As wellness coach Naz Beheshti explains: “Burnout is ultimately a sign of despair, and hope is its most potent antidote. Hope thrives amidst connection, purpose, and engagement. If you deliberately and intentionally foster these things in your workplace, you will have a head start in keeping burnout at bay.” 

Here’s how you can start to overcome burnout:

Re-evaluate your priorities: Burnout is an undeniable sign that something important in your life is not working. Take time to think about your hopes, goals, and dreams. Are you neglecting something that is truly important to you? This can be an opportunity to rediscover what really makes you happy and to slow down and give yourself time to rest, reflect, and heal.

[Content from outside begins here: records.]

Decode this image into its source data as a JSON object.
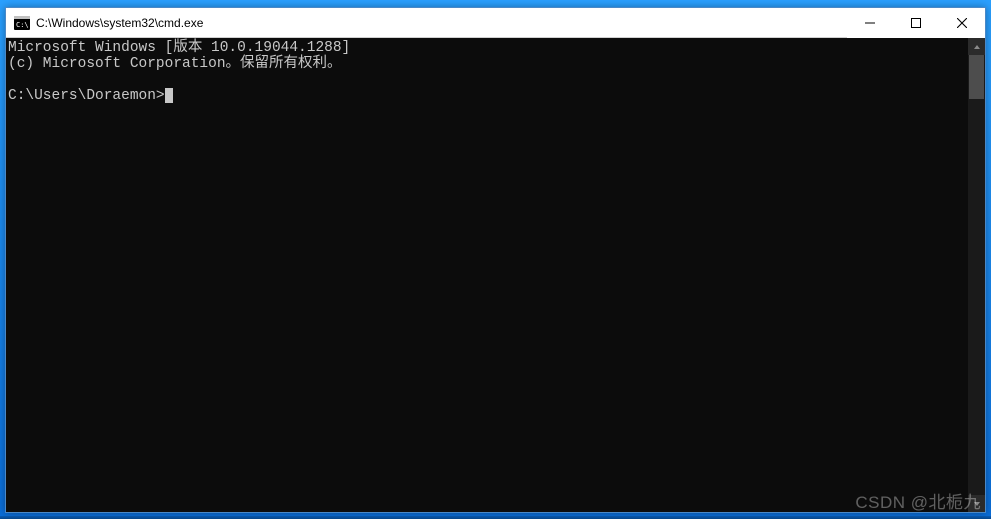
{
  "window": {
    "title": "C:\\Windows\\system32\\cmd.exe"
  },
  "terminal": {
    "line1": "Microsoft Windows [版本 10.0.19044.1288]",
    "line2": "(c) Microsoft Corporation。保留所有权利。",
    "blank": "",
    "prompt": "C:\\Users\\Doraemon>"
  },
  "watermark": "CSDN @北栀九"
}
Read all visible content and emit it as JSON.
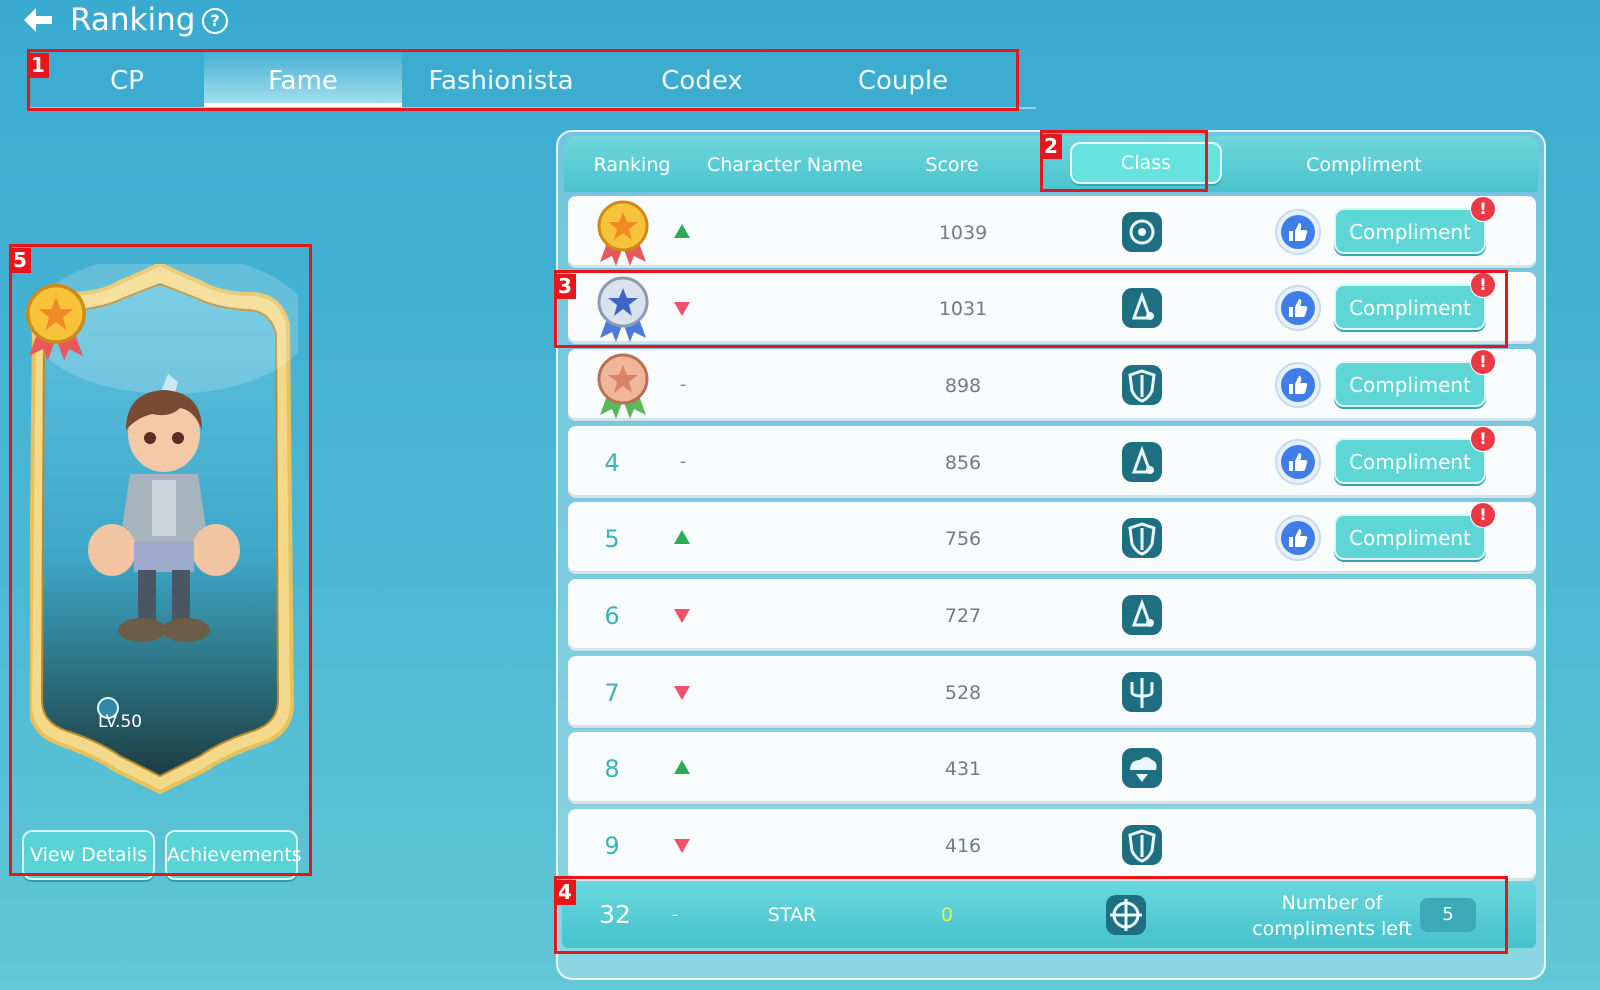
{
  "header": {
    "title": "Ranking",
    "help": "?"
  },
  "tabs": [
    {
      "label": "CP"
    },
    {
      "label": "Fame"
    },
    {
      "label": "Fashionista"
    },
    {
      "label": "Codex"
    },
    {
      "label": "Couple"
    }
  ],
  "annotations": [
    "1",
    "2",
    "3",
    "4",
    "5"
  ],
  "card": {
    "level": "LV.50",
    "view_details": "View Details",
    "achievements": "Achievements"
  },
  "table": {
    "headers": {
      "ranking": "Ranking",
      "character_name": "Character Name",
      "score": "Score",
      "class": "Class",
      "compliment": "Compliment"
    },
    "compliment_label": "Compliment",
    "alert": "!",
    "rows": [
      {
        "rank": "",
        "medal": "gold",
        "trend": "up",
        "score": "1039",
        "class_icon": "target-class-icon",
        "compliment": true
      },
      {
        "rank": "",
        "medal": "silver",
        "trend": "down",
        "score": "1031",
        "class_icon": "mage-class-icon",
        "compliment": true
      },
      {
        "rank": "",
        "medal": "bronze",
        "trend": "same",
        "trend_text": "-",
        "score": "898",
        "class_icon": "shield-class-icon",
        "compliment": true
      },
      {
        "rank": "4",
        "trend": "same",
        "trend_text": "-",
        "score": "856",
        "class_icon": "mage-class-icon",
        "compliment": true
      },
      {
        "rank": "5",
        "trend": "up",
        "score": "756",
        "class_icon": "shield-class-icon",
        "compliment": true
      },
      {
        "rank": "6",
        "trend": "down",
        "score": "727",
        "class_icon": "mage-class-icon",
        "compliment": false
      },
      {
        "rank": "7",
        "trend": "down",
        "score": "528",
        "class_icon": "trident-class-icon",
        "compliment": false
      },
      {
        "rank": "8",
        "trend": "up",
        "score": "431",
        "class_icon": "cloud-class-icon",
        "compliment": false
      },
      {
        "rank": "9",
        "trend": "down",
        "score": "416",
        "class_icon": "shield-class-icon",
        "compliment": false
      }
    ]
  },
  "my_row": {
    "rank": "32",
    "trend_text": "-",
    "name": "STAR",
    "score": "0",
    "compliments_label": "Number of compliments left",
    "compliments_left": "5"
  },
  "colors": {
    "accent": "#58d3d6",
    "highlight": "#e8161b",
    "up": "#2bab5a",
    "down": "#f0526a"
  }
}
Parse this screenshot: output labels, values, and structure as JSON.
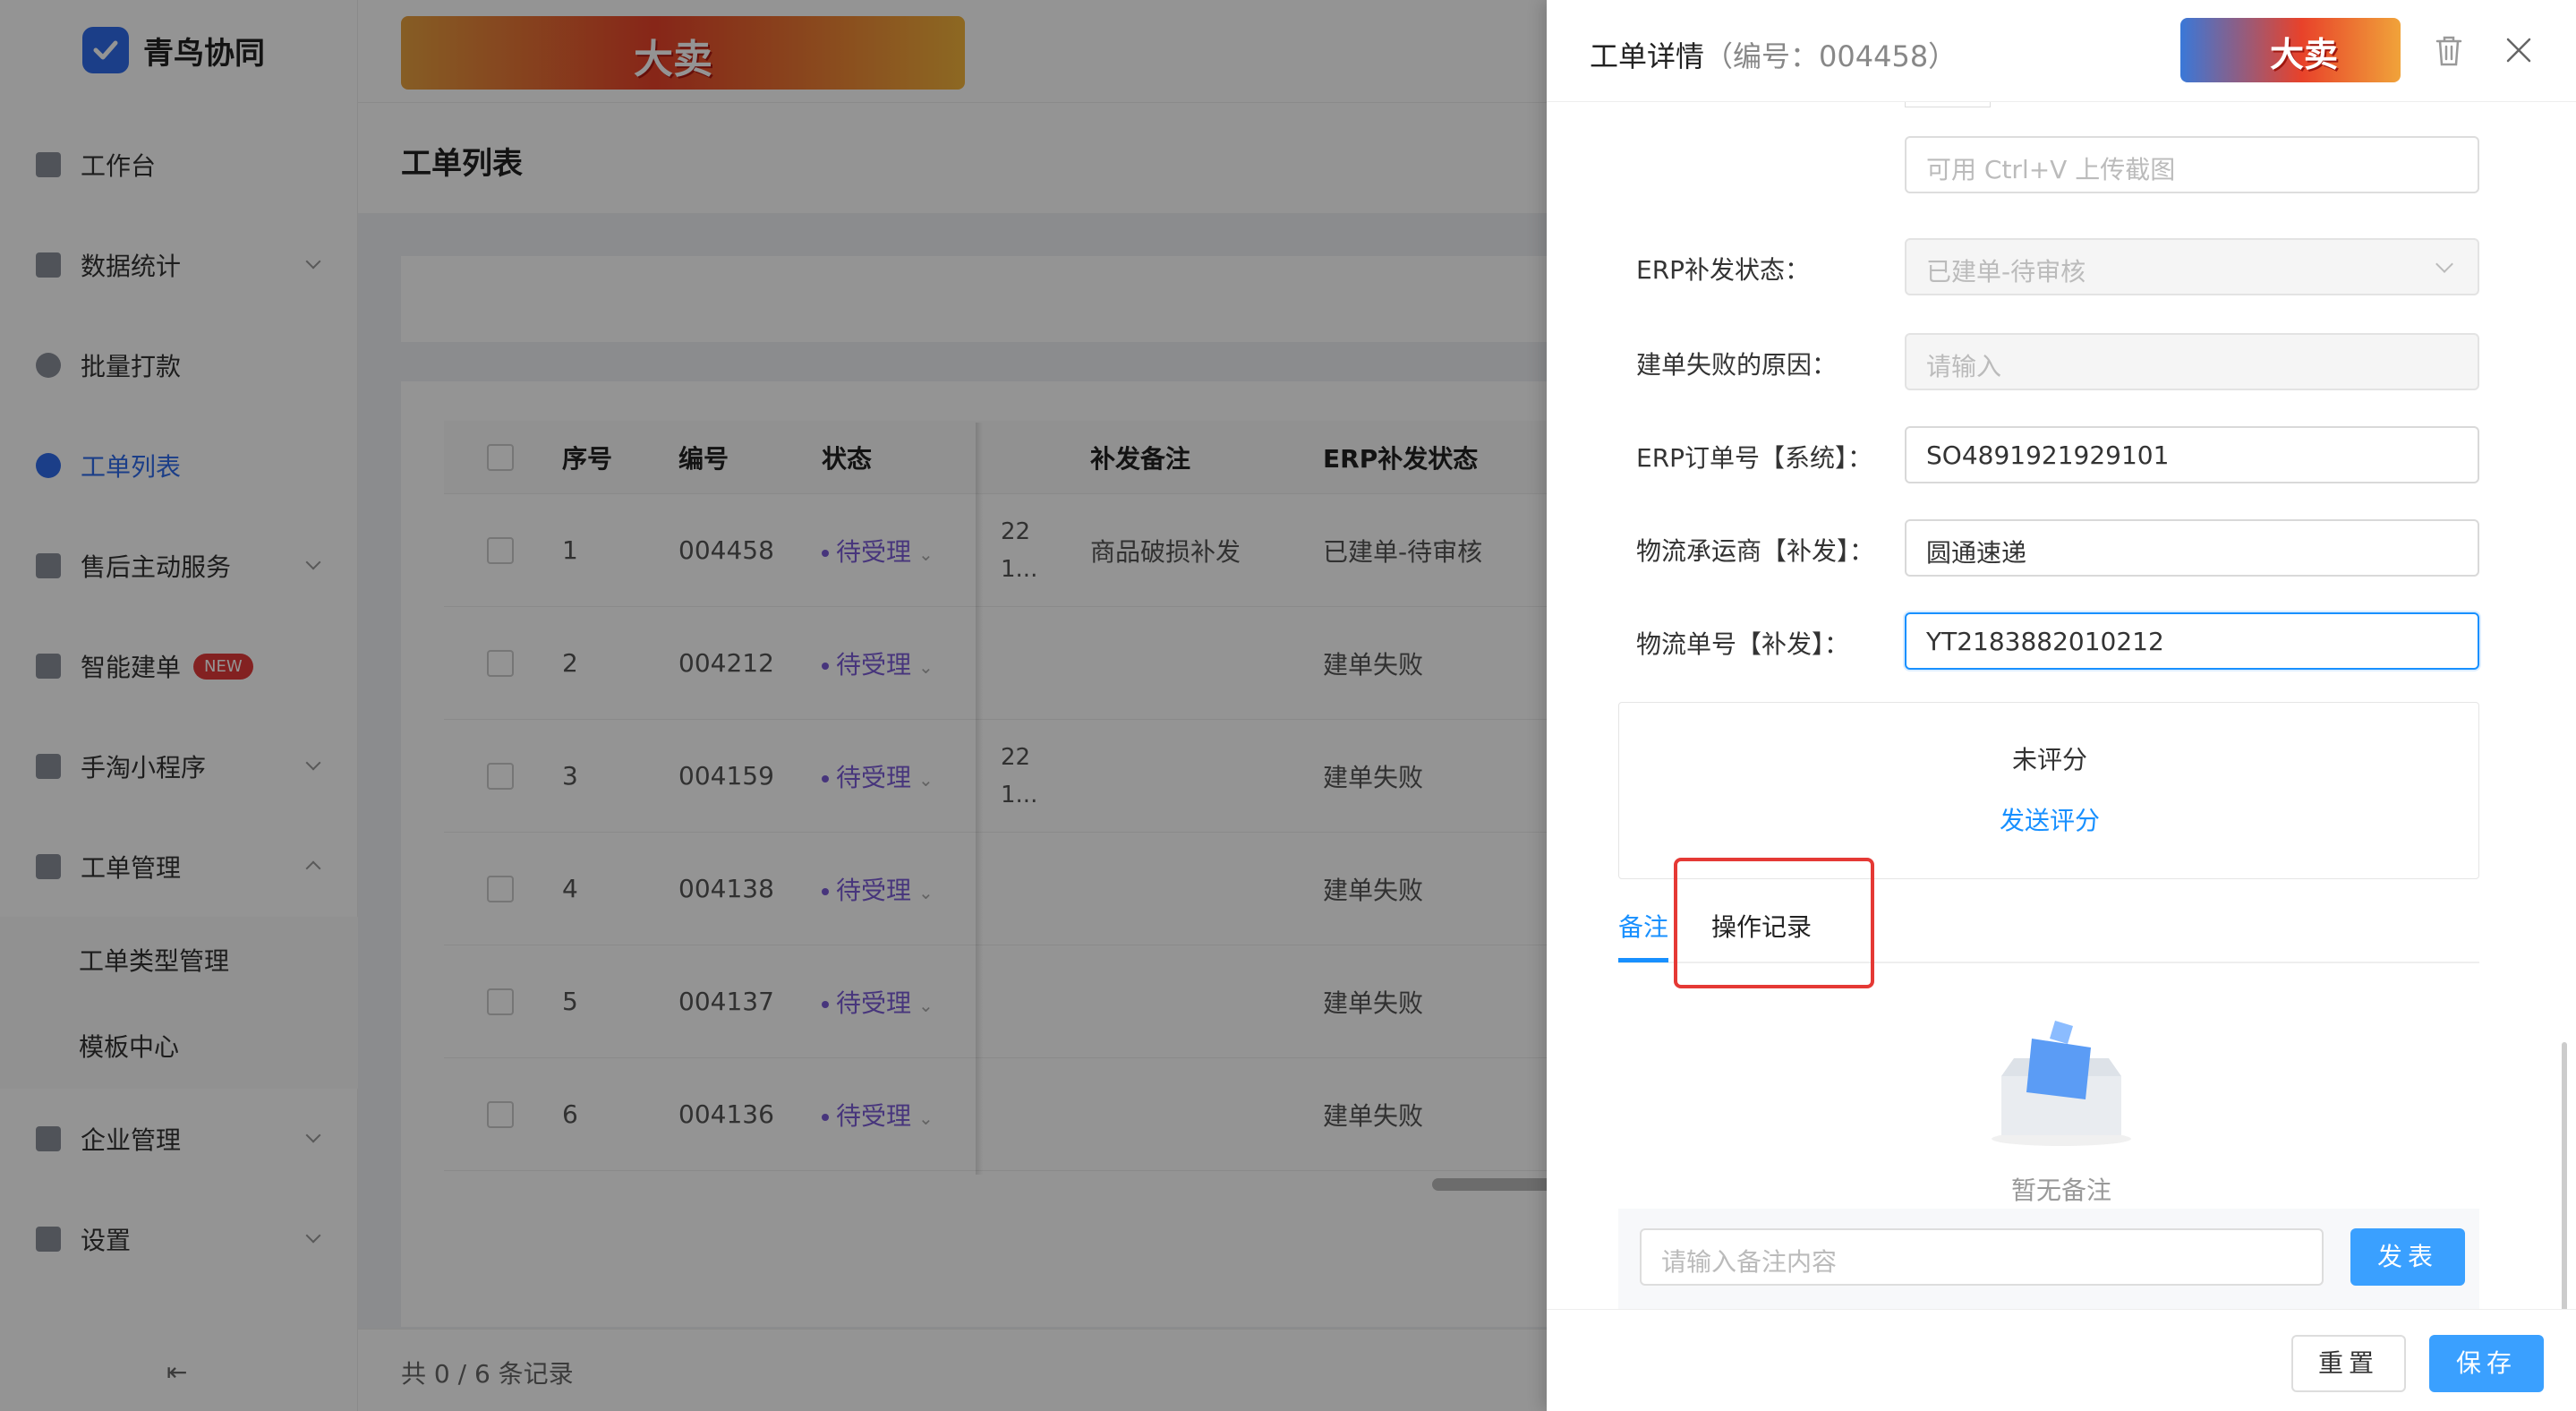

Set boundaries: And don’t overextend yourself. Learn how to say no to requests on your time. If you find this difficult, remind yourself that saying no allows you to say yes to the commitments you want to make.

Take a daily break from technology: Set a time each day when you completely disconnect. Put away your laptop, turn off your phone, and stop checking emails.

Creativity is a powerful antidote to burnout: Learn to nourish it by trying something new, start a fun project, or resume a favourite hobby. Choose activities that have nothing to do with work or whatever is causing your stress.

Set aside relaxation time: Try some relaxation techniques such as yoga, meditation and deep breathing, activating the body’s relaxation response, a state of restfulness that is the opposite of the stress response.

Feeling tired can exacerbate burnout: It causes you to think irrationally, so keep your cool in stressful situations by getting a good night’s sleep.

Make exercise a priority: Even though it may be the last thing you feel like doing, make time for exercise when you’re burned out, as it’s a powerful antidote to stress and burnout. It’s also something you can do right now to boost your mood. Aim to exercise for 30 minutes or more per day, or break that up into short, 10-minute bursts of activity. A 10-minute walk can improve your mood for two hours.

Minimize sugar and refined carbs: You may crave sugary snacks or comfort foods such as pasta or French fries, but these high-carbohydrate foods quickly lead to a crash in mood and energy.

Eat more Omega-3 fatty acids: This’ll give your mood an instant boost. The best sources are fatty fish (salmon, herring, mackerel, anchovies, sardines), seaweed, flaxseed and walnuts.

Stub out smoking: Having a cigarette when you’re feeling stressed may seem calming, but nicotine is a powerful stimulant, leading to higher, not lower, levels of anxiety. Avoid it at all costs. 

Drink alcohol in moderation: Alcohol temporarily reduces worry, but too much can cause anxiety as it wears off.